5. Microsoft is set to remove WordPad from Windows soon, the free Word Processor that has been in Windows since Windows 95

After nearly 30 years, the free WordPad word processor that is still in Windows 11 will soon be deprecated

An excerpt of Microsoft’s recently updated deprecated features list states: “WordPad is no longer being updated and will be removed in a future release of Windows. We recommend Microsoft Word for rich text documents like .doc and .rtf and Windows Notepad for plain text documents like .txt.”

Will this have any impact? Well, you could see it as one way for Microsoft to push more subscriptions to its Office 365 suite, but honestly, Office Online is already free for those who want to use online versions of Word, Excel and Powerpoint, Google Docs is free, we spoke about Libre Office a couple of weeks ago, and there are other free and paid options, even including WordPerfect, which some might remember from a couple of decades ago. 

6. CNET and Yahoo advise you should blur and hide your home on Google and Apple Maps, and show how to do it

While Google Maps (and Apple Maps) are great ways to look and become familiar with a location before you even go there, CNET says “Street View is also a useful tool for stalkers and criminals. It basically gives anyone a free ticket to examine your home over the internet. Sure, someone could simply walk or drive by your home and do it in person, but Google Maps lets them do it easily from their couch”, and that anyone with a phone or computer can use it.

You can find out how to do this via the CNET article for Google Maps, while this Yahoo article shows how to do it for both Google and Apple Maps, so if you’re concerned about your privacy, blur away!

7. Microsoft is also having a special event, which is September 21 for those in the US, and September 22 in Australia

We’ll see a range of new Surface tablets and laptops across the various price points, basically newer versions of all the products they have on offer now, but I’m most curious to see whether Microsoft will launch a new dual-screen Surface phone, which none of the “what to expect” articles have spoken about.

More details at ZDNET here.

8. China set to unveil a USB $41 billion fund to supercharge domestic chip production, with the latest Huawei phone featuring a 7nm chip, showing China is getting better, even if it is still far behind the Taiwanese

China is reportedly setting up a US $41 billion fund to massively boost the Chinese semiconductor industry, after US government sanctions stopped it from having access to the latest US technology.

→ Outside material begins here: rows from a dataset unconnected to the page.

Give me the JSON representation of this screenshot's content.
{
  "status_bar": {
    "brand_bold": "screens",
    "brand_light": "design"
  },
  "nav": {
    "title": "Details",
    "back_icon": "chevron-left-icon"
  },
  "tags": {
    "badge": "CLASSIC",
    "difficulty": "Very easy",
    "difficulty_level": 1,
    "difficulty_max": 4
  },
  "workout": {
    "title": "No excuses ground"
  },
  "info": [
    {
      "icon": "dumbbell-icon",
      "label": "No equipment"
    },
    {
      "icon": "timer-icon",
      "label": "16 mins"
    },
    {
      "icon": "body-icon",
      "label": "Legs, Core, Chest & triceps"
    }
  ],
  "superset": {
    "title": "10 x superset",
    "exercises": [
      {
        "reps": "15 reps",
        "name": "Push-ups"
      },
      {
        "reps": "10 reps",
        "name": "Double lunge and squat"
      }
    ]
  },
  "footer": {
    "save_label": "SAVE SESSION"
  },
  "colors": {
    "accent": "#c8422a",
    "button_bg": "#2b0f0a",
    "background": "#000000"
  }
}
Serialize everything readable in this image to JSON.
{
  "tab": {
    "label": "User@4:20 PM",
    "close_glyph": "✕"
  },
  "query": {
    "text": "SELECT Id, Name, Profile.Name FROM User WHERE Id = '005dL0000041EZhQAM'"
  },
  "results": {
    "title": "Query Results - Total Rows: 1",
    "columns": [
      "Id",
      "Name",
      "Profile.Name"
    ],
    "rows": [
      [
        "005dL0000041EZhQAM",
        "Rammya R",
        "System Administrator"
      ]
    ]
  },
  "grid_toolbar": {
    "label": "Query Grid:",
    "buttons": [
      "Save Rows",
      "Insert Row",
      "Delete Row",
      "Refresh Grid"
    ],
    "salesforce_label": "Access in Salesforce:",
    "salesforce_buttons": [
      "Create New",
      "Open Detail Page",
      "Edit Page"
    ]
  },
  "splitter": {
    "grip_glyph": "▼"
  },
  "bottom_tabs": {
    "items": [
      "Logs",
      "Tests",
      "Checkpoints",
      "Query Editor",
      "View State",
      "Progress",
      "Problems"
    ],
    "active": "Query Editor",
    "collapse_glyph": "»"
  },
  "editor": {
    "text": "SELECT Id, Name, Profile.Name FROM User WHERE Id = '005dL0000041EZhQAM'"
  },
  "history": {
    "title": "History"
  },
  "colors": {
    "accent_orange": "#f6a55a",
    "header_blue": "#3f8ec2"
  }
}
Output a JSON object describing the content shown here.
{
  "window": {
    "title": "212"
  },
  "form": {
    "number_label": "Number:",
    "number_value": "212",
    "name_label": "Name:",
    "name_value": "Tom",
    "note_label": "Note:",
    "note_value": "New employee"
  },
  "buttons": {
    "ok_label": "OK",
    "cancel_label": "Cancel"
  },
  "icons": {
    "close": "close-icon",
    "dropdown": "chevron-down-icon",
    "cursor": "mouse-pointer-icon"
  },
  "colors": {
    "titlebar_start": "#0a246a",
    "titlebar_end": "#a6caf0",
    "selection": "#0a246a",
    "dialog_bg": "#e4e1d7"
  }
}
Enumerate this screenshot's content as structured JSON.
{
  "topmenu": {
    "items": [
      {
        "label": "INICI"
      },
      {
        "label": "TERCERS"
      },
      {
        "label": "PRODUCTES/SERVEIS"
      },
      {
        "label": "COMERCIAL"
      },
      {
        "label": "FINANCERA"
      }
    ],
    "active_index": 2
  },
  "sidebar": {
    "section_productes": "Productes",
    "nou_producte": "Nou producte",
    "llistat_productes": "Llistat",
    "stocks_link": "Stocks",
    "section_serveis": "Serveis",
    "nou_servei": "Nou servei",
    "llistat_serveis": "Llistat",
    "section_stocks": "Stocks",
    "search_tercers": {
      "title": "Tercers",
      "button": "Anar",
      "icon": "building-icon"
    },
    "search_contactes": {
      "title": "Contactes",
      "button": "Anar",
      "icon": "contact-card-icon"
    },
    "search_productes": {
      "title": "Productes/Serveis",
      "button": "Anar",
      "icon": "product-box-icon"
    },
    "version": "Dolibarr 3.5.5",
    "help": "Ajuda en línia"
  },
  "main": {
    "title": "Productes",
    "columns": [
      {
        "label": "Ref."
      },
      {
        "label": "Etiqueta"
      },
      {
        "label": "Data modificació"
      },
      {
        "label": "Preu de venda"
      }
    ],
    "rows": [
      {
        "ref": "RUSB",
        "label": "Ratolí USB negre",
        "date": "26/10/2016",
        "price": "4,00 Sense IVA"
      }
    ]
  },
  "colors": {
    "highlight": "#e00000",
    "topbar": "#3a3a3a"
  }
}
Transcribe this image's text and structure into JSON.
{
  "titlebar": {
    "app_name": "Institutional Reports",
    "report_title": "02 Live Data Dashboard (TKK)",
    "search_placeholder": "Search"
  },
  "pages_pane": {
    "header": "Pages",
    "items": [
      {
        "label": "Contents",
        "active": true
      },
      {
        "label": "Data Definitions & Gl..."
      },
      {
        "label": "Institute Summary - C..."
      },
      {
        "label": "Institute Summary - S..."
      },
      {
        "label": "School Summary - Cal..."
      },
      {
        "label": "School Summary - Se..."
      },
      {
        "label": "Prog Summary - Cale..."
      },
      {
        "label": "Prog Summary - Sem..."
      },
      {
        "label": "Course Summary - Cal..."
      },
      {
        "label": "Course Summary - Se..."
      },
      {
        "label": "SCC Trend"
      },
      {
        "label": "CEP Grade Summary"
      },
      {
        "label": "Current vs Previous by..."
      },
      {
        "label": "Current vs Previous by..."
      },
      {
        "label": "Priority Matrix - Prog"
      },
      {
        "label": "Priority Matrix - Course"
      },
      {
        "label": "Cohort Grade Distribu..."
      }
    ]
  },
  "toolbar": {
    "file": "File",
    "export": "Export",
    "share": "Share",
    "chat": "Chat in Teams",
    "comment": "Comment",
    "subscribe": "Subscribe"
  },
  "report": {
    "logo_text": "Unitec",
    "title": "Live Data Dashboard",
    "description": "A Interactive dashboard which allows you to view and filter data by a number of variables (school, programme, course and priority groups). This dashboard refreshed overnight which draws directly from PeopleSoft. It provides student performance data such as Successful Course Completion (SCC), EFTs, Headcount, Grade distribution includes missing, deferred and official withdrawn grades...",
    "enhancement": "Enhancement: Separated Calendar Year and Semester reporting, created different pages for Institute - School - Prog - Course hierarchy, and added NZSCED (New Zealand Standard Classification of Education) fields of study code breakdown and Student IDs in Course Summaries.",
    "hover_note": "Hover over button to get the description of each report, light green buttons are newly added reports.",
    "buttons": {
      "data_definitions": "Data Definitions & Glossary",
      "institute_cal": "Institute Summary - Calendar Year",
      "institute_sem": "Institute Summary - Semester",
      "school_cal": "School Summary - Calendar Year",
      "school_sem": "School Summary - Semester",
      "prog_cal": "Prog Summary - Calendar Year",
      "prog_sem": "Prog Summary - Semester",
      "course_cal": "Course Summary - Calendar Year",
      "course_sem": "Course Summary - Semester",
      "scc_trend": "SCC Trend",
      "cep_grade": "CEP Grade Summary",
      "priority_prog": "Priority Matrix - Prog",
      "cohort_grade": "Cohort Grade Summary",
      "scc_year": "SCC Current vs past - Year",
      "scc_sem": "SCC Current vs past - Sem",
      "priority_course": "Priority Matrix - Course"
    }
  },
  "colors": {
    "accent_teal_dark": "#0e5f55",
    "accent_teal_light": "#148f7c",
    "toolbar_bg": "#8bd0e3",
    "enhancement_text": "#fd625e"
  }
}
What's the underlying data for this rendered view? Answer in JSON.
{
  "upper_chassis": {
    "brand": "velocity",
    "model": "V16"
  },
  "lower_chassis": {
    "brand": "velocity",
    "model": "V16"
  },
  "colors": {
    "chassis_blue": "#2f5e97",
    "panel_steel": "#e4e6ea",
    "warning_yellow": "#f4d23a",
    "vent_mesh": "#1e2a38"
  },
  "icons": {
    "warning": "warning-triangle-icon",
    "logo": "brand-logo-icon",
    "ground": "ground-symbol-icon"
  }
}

This move also comes due to companies in the US and Europe also spending tens of billions of dollars to ensure they have local semiconductor industries too, because of the risk that the world’s most advanced factories in Taiwan could eventually be disrupted if and when China invades Taiwan.

Reuters reported that equipment for manufacturing will be a main area of investment, given the US having blocked China’s ability to buy advanced semiconductor and chip-making equipment.

The news also comes after Huawei launches its newest phone this month, the Mate 60 Pro, which shows the main chip used inside with a 7 nanometre processor, which is bigger and uses more energy than the 5nm processors used in the current iPhone 14 models, and two generations behind the 3nm processors expected for the iPhone 15 Pro models, but it does show China is catching up, and we do know they are very strong at manufacturing, with China clearly advancing greatly as it builds its own advanced chip ecosystem.  

The Mate 60 Pro is also said to come with a 5G modem inside, something that Huawei wasn’t able to include in the last two generations of smartphones given the US bans, so China is clearly adsvancing fast!